Board Practices Promote Effective Oversight
Board Size. Designed to maximize board effectiveness, Colgate's By-Laws fix the number of directors between seven and 12. Continuing the Board's practice of being comprised of less than ten directors, nine directors have been nominated for election at the Annual Meeting.
Directorship Limits. To devote sufficient time to properly discharge their duties, no director presently serves on more than three other corporate boards.
Meeting Attendance. All of the directors attended 100% of the meetings of the Board and the committees on which they served in 2003.
Continuous Improvement through Evaluation
Board Evaluation Process. In 1997, the Board implemented a formal Board evaluation procedure. The Board first evaluates the overall Board performance against certain criteria that the Board has determined are important to its success. These include financial oversight, succession planning, compensation, corporate governance, strategic planning and Board structure and role. The Board then reviews the results of the evaluation and identifies steps to enhance its performance.
Board Committee Evaluations. During the past year, the Board's committees also conducted self-evaluations, examining their overall performance against their committee charters. The results of these evaluations were reviewed with the Board, and further enhancements were agreed for each committee.
Shareholder Rights Plan - Periodic Evaluation Policy. In 2002, the Board designated a Board committee, made up of independent directors, to evaluate the Company's Shareholder Rights Plan every three years to determine whether it continues to be in the interests of the Company and its stockholders.
External Recognition for Colgate's Governance Practices
High Governance Ratings. In February 2004, Colgate was one of 22 companies to earn the highest rating of 10 from GovernanceMetrics International, an independent governance ratings agency, in its survey of the governance practices of more than 2,100 companies worldwide. Colgate was one of only four companies to achieve this score in the two most recent ratings cycles. Colgate is also among the top rated companies by Institutional Shareholder Services ("ISS"), a provider of proxy voting and corporate governance services. ISS evaluates the quality of corporate boards and governance practices of more than 7,500 companies worldwide.

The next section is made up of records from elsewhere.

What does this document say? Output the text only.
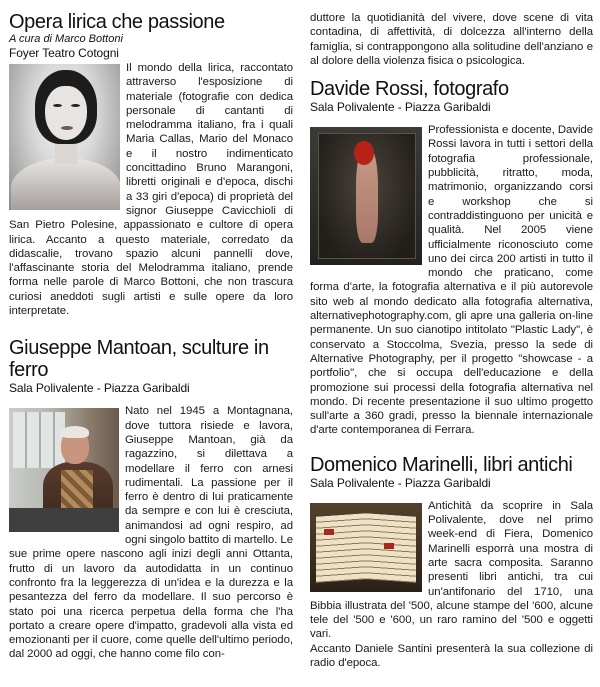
Opera lirica che passione
A cura di Marco Bottoni
Foyer Teatro Cotogni

Il mondo della lirica, raccontato attraverso l'esposizione di materiale (fotografie con dedica personale di cantanti di melodramma italiano, fra i quali Maria Callas, Mario del Monaco e il nostro indimenticato concittadino Bruno Marangoni, libretti originali e d'epoca, dischi a 33 giri d'epoca) di proprietà del signor Giuseppe Cavicchioli di San Pietro Polesine, appassionato e cultore di opera lirica. Accanto a questo materiale, corredato da didascalie, trovano spazio alcuni pannelli dove, l'affascinante storia del Melodramma italiano, prende forma nelle parole di Marco Bottoni, che non trascura curiosi aneddoti sugli artisti e sulle opere da loro interpretate.

Giuseppe Mantoan, sculture in ferro
Sala Polivalente - Piazza Garibaldi

Nato nel 1945 a Montagnana, dove tuttora risiede e lavora, Giuseppe Mantoan, già da ragazzino, si dilettava a modellare il ferro con arnesi rudimentali. La passione per il ferro è dentro di lui praticamente da sempre e con lui è cresciuta, animandosi ad ogni respiro, ad ogni singolo battito di martello. Le sue prime opere nascono agli inizi degli anni Ottanta, frutto di un lavoro da autodidatta in un continuo confronto fra la leggerezza di un'idea e la durezza e la pesantezza del ferro da modellare. Il suo percorso è stato poi una ricerca perpetua della forma che l'ha portato a creare opere d'impatto, gradevoli alla vista ed emozionanti per il cuore, come quelle dell'ultimo periodo, dal 2000 ad oggi, che hanno come filo con-

duttore la quotidianità del vivere, dove scene di vita contadina, di affettività, di dolcezza all'interno della famiglia, si contrappongono alla solitudine dell'anziano e al dolore della violenza fisica o psicologica.

Davide Rossi, fotografo
Sala Polivalente - Piazza Garibaldi

Professionista e docente, Davide Rossi lavora in tutti i settori della fotografia professionale, pubblicità, ritratto, moda, matrimonio, organizzando corsi e workshop che si contraddistinguono per unicità e qualità. Nel 2005 viene ufficialmente riconosciuto come uno dei circa 200 artisti in tutto il mondo che praticano, come forma d'arte, la fotografia alternativa e il più autorevole sito web al mondo dedicato alla fotografia alternativa, alternativephotography.com, gli apre una galleria on-line permanente. Un suo cianotipo intitolato "Plastic Lady", è conservato a Stoccolma, Svezia, presso la sede di Alternative Photography, per il progetto "showcase - a portfolio", che si occupa dell'educazione e della promozione sui processi della fotografia alternativa nel mondo. Di recente presentazione il suo ultimo progetto sull'arte a 360 gradi, presso la biennale internazionale d'arte contemporanea di Ferrara.

Domenico Marinelli, libri antichi
Sala Polivalente - Piazza Garibaldi

Antichità da scoprire in Sala Polivalente, dove nel primo week-end di Fiera, Domenico Marinelli esporrà una mostra di arte sacra composita. Saranno presenti libri antichi, tra cui un'antifonario del 1710, una Bibbia illustrata del '500, alcune stampe del '600, alcune tele del '500 e '600, un raro ramino del '500 e oggetti vari.

Accanto Daniele Santini presenterà la sua collezione di radio d'epoca.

Wharton/Spencer Stuart Award. In 2001, Colgate's Board of Directors was selected by the Wharton School of the University of Pennsylvania and Spencer Stuart to receive their fifth annual "Board Excellence" Award for demonstrated leadership in the area of corporate governance.
Business Week Top 10 Boards. On three occasions, most recently in October 2002, the Board has been ranked among the top 10 boards in the U.S. by Business Week. In each case, Colgate was chosen from a group of more than 200 public companies based on Business Week's surveys of institutional investors and leading corporate governance experts.
- Corporate Board Member "Champion Board". In September 2002, the Board was named one of five "Champion Boards" by Corporate Board Member. Colgate was chosen by a group of securities analysts, competitors and academics who cited the open interaction among directors and between the Board and management.